A geek, as it turns out, is exactly who Star Simpson is. Here's what an acquaintance of hers had to say about her at Boing Boing:

Star was an intern at Squid Labs this summer, and is an all-around awesome geek who loves to build things. FYI, friends at MIT say she wears the hoodie on a regular basis- it's just unfortunate that she had it on while trying to pick a friend up at the airport. MIT students don't really do mornings, or worry about what they're wearing, so I can't imagine she'd even think about her clothes before heading out to pick up a friend at the airport before 8am.

MIT student arrested for entering Boston airport with "fake bomb"

Here's how she describes herself, according to Manjoo:

Simpson describes herself this way on the Web:

In a sentence, I'm an inventor, artist, engineer, and student, I love to build things and I love crazy ideas.

In a paragraph; I'm currently studying computers and how they work at MIT. I play at a student-run machine shop called MITERS. Before that, I lived for a long time in Hawaii, while traveling the world and saving the planet from evil villains with my delivered-just-in-time gadgets.


Is Star Simpson's "fake bomb" just an art jacket?

She sounds like a geek to me - not interested in fashion, very interested in building things, and prone to using language precisely. She's someone who uses her mind, and probably assumes that others do as well. She sounds just naive enough to forget that the world is full of paranoids, luddites, religious fanatics, and bigots. The sorts of raving morons who'd assume that a brown-skinned girl with a crewcut, a funny-looking wig, and some technological gizmo pinned to her black hooded sweatshirt simply must be up to no good. Welcome to the real world, Star.

Speaking of raving morons, here's what the Massachusetts State Police had to say on the matter:

"I'm shocked and appalled that somebody would wear this type of device to an airport," said State Police Maj. Scott Pare, the airport's commanding officer.

Lawyer: Fake Bomb Charge an Overreaction

Yep, shocked and appalled that anyone would wear something into an airport that she worked with all the time, and knew to be no more harmless than the stuff everyone else around her was wearing. It's shocking and appalling that there are people in this country who aren't yet so paranoid, obsessed, and frightened of terrorist incidents that happen once a decade or so that they forgot to check themselves for all the things that could get them killed by security people at the airport. Think I'm being overly dramatic? Here's Maj. Pare again:

"She was immediately told to stop, to raise her hands and not to make any movement, so we could observe all her movements to see if she was trying to trip any type of device," Pare said. "Had she not followed the protocol, we might have used deadly force."

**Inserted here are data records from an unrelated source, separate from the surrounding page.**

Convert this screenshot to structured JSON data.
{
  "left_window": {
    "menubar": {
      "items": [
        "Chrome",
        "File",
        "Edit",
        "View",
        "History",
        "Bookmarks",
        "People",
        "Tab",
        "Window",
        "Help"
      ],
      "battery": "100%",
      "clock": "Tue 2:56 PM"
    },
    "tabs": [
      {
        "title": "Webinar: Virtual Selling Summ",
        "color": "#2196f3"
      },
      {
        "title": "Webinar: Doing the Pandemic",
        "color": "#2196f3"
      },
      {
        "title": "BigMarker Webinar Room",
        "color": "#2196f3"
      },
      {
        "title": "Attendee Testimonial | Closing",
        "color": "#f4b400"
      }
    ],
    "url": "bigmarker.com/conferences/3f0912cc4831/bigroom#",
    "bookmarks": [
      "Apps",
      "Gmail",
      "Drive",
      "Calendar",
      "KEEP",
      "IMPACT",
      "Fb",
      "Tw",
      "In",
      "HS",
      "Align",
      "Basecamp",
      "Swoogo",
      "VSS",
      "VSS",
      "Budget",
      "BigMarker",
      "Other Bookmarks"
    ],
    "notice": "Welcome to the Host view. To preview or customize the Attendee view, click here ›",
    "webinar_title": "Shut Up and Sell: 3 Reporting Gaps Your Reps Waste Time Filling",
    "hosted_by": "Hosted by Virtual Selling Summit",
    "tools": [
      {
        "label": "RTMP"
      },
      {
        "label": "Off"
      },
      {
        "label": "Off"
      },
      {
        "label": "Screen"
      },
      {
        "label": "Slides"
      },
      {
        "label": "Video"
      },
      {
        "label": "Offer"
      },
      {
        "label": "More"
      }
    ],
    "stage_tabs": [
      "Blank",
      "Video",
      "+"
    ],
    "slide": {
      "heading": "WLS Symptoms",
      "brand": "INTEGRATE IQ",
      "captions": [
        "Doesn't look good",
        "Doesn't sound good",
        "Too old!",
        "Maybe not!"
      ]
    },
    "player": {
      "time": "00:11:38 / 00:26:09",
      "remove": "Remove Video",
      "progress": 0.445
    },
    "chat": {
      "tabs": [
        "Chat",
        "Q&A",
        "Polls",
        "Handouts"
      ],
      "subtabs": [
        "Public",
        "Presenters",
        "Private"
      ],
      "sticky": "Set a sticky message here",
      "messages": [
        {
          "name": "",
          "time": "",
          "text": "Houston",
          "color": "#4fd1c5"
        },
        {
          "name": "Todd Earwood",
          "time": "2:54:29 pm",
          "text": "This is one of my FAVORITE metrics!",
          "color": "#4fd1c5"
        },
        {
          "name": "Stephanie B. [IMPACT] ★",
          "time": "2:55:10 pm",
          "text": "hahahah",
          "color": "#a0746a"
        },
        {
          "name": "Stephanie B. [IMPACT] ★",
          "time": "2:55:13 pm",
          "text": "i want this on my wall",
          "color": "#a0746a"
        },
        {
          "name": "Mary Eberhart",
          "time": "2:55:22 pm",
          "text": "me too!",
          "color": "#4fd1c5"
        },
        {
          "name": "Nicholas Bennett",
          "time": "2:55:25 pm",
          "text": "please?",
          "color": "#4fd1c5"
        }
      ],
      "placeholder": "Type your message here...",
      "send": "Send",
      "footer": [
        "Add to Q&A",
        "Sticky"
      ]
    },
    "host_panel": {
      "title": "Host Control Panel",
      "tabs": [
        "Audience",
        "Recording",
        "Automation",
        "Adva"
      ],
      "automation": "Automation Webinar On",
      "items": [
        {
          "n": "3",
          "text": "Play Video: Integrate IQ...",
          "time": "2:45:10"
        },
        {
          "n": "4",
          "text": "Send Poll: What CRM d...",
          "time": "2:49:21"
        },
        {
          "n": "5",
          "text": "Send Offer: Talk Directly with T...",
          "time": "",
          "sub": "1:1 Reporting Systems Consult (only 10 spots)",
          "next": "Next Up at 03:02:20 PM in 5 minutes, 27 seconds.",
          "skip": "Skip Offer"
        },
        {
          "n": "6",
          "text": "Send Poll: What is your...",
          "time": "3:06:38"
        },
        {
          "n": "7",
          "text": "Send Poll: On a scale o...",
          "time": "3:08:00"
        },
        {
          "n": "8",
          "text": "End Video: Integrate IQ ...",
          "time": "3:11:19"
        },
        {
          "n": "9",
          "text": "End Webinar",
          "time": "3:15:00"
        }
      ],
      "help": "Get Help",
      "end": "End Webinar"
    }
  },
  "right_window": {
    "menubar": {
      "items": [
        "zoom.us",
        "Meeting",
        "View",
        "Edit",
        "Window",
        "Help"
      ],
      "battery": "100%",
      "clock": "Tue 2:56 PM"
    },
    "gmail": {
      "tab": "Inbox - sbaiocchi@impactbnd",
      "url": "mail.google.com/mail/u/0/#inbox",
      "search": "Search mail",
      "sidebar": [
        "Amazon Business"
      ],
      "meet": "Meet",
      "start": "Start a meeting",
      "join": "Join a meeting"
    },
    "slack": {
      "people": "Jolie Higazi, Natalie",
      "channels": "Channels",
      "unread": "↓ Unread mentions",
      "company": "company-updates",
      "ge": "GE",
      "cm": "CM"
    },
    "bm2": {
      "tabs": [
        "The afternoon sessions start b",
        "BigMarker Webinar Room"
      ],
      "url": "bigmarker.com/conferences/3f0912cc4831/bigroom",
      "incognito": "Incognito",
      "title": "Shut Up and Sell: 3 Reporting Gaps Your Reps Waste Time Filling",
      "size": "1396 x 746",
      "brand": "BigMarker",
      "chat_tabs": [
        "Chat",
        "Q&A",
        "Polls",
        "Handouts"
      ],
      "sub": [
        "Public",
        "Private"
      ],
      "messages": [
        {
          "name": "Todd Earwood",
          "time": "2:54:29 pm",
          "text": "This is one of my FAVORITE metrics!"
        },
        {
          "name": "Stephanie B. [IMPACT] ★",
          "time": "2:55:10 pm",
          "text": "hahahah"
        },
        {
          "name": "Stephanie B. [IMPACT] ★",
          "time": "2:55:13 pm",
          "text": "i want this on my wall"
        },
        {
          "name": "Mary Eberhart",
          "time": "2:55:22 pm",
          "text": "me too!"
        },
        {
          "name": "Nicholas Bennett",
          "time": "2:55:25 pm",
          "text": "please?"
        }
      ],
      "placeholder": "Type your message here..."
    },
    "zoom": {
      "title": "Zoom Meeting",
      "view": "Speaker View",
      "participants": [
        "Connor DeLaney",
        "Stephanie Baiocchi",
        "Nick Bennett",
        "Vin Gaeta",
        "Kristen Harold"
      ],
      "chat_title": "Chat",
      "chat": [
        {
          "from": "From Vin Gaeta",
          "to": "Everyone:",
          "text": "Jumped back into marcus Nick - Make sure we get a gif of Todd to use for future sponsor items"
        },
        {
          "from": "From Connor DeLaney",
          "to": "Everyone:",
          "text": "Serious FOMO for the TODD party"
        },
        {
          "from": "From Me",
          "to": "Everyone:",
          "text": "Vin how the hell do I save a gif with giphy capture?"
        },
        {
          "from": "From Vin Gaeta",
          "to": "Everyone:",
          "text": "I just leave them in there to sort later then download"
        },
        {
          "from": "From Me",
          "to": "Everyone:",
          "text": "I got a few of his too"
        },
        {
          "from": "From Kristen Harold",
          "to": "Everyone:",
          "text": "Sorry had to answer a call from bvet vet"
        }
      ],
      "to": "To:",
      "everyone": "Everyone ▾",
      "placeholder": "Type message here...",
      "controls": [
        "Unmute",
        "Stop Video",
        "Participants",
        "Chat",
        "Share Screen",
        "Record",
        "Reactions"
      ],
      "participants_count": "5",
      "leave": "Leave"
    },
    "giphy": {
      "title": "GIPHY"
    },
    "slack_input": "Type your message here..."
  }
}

He added, "She's lucky to be in a cell as opposed to the morgue."

Lawyer: Fake Bomb Charge an Overreaction

If she'd been deaf, or had poor vision or some other handicap that made assessing a situation quickly difficult, she could very well have been killed. Instead, she's up on ridiculous charges. Gosh, you'd think that a nineteen year old college student would have more sense, wouldn't you? You would if you didn't actually know any.

And this, folks, is why I'm frightened of airports. The odds of my being killed or injured in a terrorist attack are mind-bogglingly small. The odds of me being assaulted, or possibly killed, for some imaginary offense, while also small, seem much larger to me. Airport security, in other words, is more frightening than the problem they're trying to solve. No doubt the security people like it that way. After all, if we're all cowed into doing what they say, things will go much more smoothly in all those "security checks" where they try to figure out if passengers have enough toothpaste and hair gel to destroy an airplane. While there's truth to that, I think the disadvantages of that feeling may outweigh the advantages.

Consider this scenario - you're in an airport waiting for your flight. You see something suspicious for a moment. A moment is probably all you'll have, because I can't imagine that anyone who has planned a terrorist plot carefully is going to look suspicious for long. Let's further suppose that whatever you've seen was done by someone who doesn't look like he comes from the Middle East. Do you report it? Don't forget, it could turn out to be nothing at all. Making a false report is a crime, and while it may be obvious that you're not doing so to the people you report it to, it also might not. You could spend the night in jail for your troubles, and be charged with a patently false offense, just as Star Simpson was. If you're smart, you'll keep your mouth shut.

I certainly wouldn't trust the law enforcement people of Boston to make that call correctly.

Some readers may think that I'm suggesting that airport police shouldn't have taken Simpson's appearance seriously. That is not so. If they didn't know what she was wearing, but it looked suspicious, they should have investigated. Since what she was wearing looked, to someone not familiar with technology, like a detonator or some other potentially dangerous device, their use of deadly force wasn't out of bounds. What I'm suggesting is that after they realized that it wasn't either a threat or a terrorist act, they should have let her go. Not doing so only decreases the trust anyone might place in these security people. That trust is more important than the fear they seem determined to instill in us.

As Farhad Manjoo put it:

Had it not been for the six years we've already lived through irrational, useless, annoying, psychologically defeating overeager airport security -- put in place to prevent an event that could have been solved by a single measure, locking the cockpit doors -- the prospect of a promising young student being killed by cops for wearing a battery on her back might come as a shock.

But now it elicits almost no surprise. What, police at a major airport were about to kill someone for the crime of wearing a circuit board? Yeah, what else is new.

Is Star Simpson's "fake bomb" just an art jacket?

I'm really, really tired of this.

UPDATE (Sept. 23): Quite a few of the comments about Farhad Manjoo's article have mentioned, in terms sometimes not very polite, that it seems silly that wearing such an obviously harmless device to an airport should be tantamount to committing suicide. I agree. If we're going to give people guns and have them patrol airport terminals that are full of people, they need to have an awareness of what constitutes a bomb or other dangerous device and what doesn't. Drawing a gun in a crowd is a serious action. It shouldn't be done for frivolous reasons. Better training would probably make that less likely.


2 comments:

Anonymous said...

My question is, how many suicide bombers wear their detonation circuitry in plain sight?

Cujo359 said...

To be honest, Eli, I have no idea. My guess is that most don't, but I'm not an expert, nor can I foresee all possible scenarios. I also can't see any reason why someone would wear a detonator on her back, which appears to be where the circuit board was. All I know is that to anyone who knows the least bit about electronics, that's clearly not a dangerous piece of equipment. Unfortunately, what we seem to be doing is asking people who don't know the least bit about technology to make those calls.